The utilization of TEI guidelines in DA has only just begun in Japan, and I look forward to its future expansion. In particular, for the many ancient documents and classical books whose images are published in DA—that is, materials in classical Chinese or cursive script (kuzushiji)—it is fully expected that general viewers may not understand the meaning even if they can read the characters, or may not be able to read the characters in the first place. It is desirable to be able to add text data or provide modern Japanese translations. Adding such new content to DA will also increase its value. For details on TEI, please refer to "Introduction to Text Data Construction for the Humanities" (Bungaku Report), which we published last year.

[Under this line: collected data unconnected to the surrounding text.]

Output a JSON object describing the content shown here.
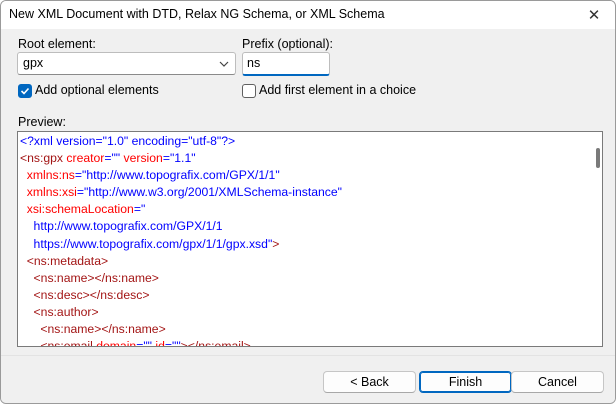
{
  "window": {
    "title": "New XML Document with DTD, Relax NG Schema, or XML Schema",
    "close_glyph": "✕"
  },
  "root_element": {
    "label": "Root element:",
    "value": "gpx"
  },
  "prefix": {
    "label": "Prefix (optional):",
    "value": "ns"
  },
  "options": {
    "add_optional": {
      "label": "Add optional elements",
      "checked": true
    },
    "add_first_choice": {
      "label": "Add first element in a choice",
      "checked": false
    }
  },
  "preview": {
    "label": "Preview:",
    "lines": [
      "<?xml version=\"1.0\" encoding=\"utf-8\"?>",
      "<ns:gpx creator=\"\" version=\"1.1\"",
      "  xmlns:ns=\"http://www.topografix.com/GPX/1/1\"",
      "  xmlns:xsi=\"http://www.w3.org/2001/XMLSchema-instance\"",
      "  xsi:schemaLocation=\"",
      "    http://www.topografix.com/GPX/1/1",
      "    https://www.topografix.com/gpx/1/1/gpx.xsd\">",
      "  <ns:metadata>",
      "    <ns:name></ns:name>",
      "    <ns:desc></ns:desc>",
      "    <ns:author>",
      "      <ns:name></ns:name>",
      "      <ns:email domain=\"\" id=\"\"></ns:email>"
    ]
  },
  "buttons": {
    "back": "< Back",
    "finish": "Finish",
    "cancel": "Cancel"
  },
  "colors": {
    "accent": "#0067c0",
    "tag": "#a31515",
    "attr": "#ff0000",
    "value": "#0000ff"
  }
}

DA Collaboration through the Combination of TEI and IIIF
Regarding collaboration with images in particular, it is possible to link and display text with any part of a IIIF-compliant image in accordance with the TEI guidelines. For example, in the Iwashimizu-sha Uta-awase created in compliance with TEI, it is possible to read the text data of manuscripts published by the National Archives of Japan and Gunma University, and for parts where the two differ, the corresponding parts of the IIIF-compliant images can be displayed. In other words, without any further effort on the part of the publishers, the DA images published by each institution are being utilized independently by Waka literature researchers to provide value as an important element of academic content. Being able to check how something is written in the original manuscript with a single click—without going to see it in person or searching for the relevant part from the beginning—is far from the heavy and dense experience of going to see the materials in person. However, various new possibilities can be considered, such as being able to properly view materials in a slightly distant field with very little effort, or utilizing it as an entry point for education in such research methods.

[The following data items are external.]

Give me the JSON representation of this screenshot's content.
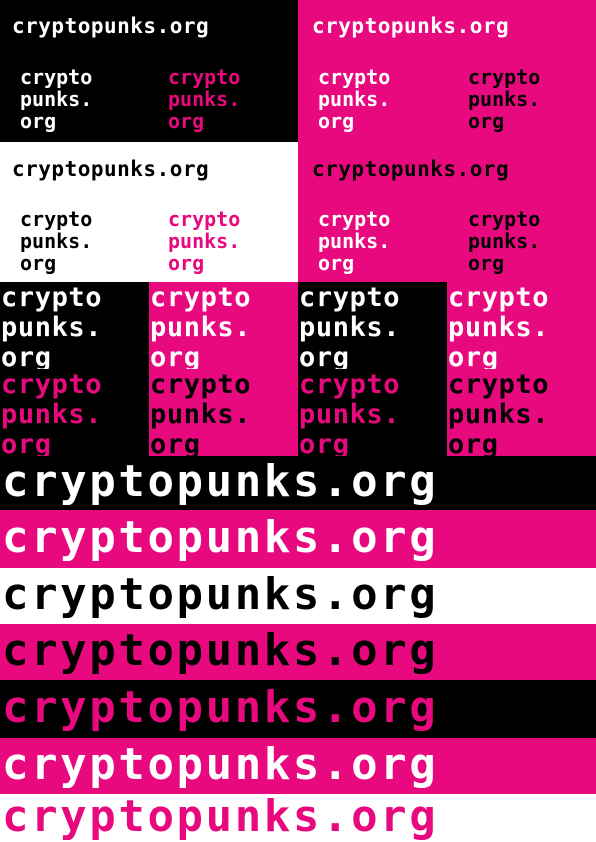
{
  "domain_text": "cryptopunks.org",
  "colors": {
    "black": "#000000",
    "magenta": "#e8097f",
    "white": "#ffffff"
  },
  "top": {
    "q1_line": "cryptopunks.org",
    "q1_stack_left": [
      "crypto",
      "punks.",
      "org"
    ],
    "q1_stack_right": [
      "crypto",
      "punks.",
      "org"
    ],
    "q2_line": "cryptopunks.org",
    "q2_stack_left": [
      "crypto",
      "punks.",
      "org"
    ],
    "q2_stack_right": [
      "crypto",
      "punks.",
      "org"
    ],
    "q3_line": "cryptopunks.org",
    "q3_stack_left": [
      "crypto",
      "punks.",
      "org"
    ],
    "q3_stack_right": [
      "crypto",
      "punks.",
      "org"
    ],
    "q4_line": "cryptopunks.org",
    "q4_stack_left": [
      "crypto",
      "punks.",
      "org"
    ],
    "q4_stack_right": [
      "crypto",
      "punks.",
      "org"
    ]
  },
  "grid": {
    "word_lines": [
      "crypto",
      "punks.",
      "org"
    ]
  },
  "bands": [
    {
      "text": "cryptopunks.org"
    },
    {
      "text": "cryptopunks.org"
    },
    {
      "text": "cryptopunks.org"
    },
    {
      "text": "cryptopunks.org"
    },
    {
      "text": "cryptopunks.org"
    },
    {
      "text": "cryptopunks.org"
    },
    {
      "text": "cryptopunks.org"
    }
  ]
}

An example of publishing DA images with not only the original classical text but also modern Japanese and English translations is the "Juban Mushi-awase Emaki" (Ten-round Insect Poetry Contest Scroll) published in March of this year. This also links TEI-compliant text to IIIF-compliant images, where the pictures in the scroll corresponding to the Waka are displayed, and furthermore, clicking on any of the three texts displays and highlights the corresponding part. Not only from a technical standpoint but also from a content standpoint, modern Japanese and English translations connect DA content to people who cannot read classical Japanese but can read modern Japanese, and to people who can read English, respectively. Technical collaboration also contributes to connecting people. People connected through this content may contribute to this field in some way in the future. If that happens, a virtuous cycle will be formed in which the technical and content aspects mutually enhance each other.
In this way, DA created in a standard data format can serve as a core that supports collaboration technically, in terms of content, and in terms of people. In the future construction and operation of DA, further promoting this direction will form a strong and rich foundation that encourages better sharing of knowledge and supports the formation of social networks.
*Affiliations and titles are as of the time of publication.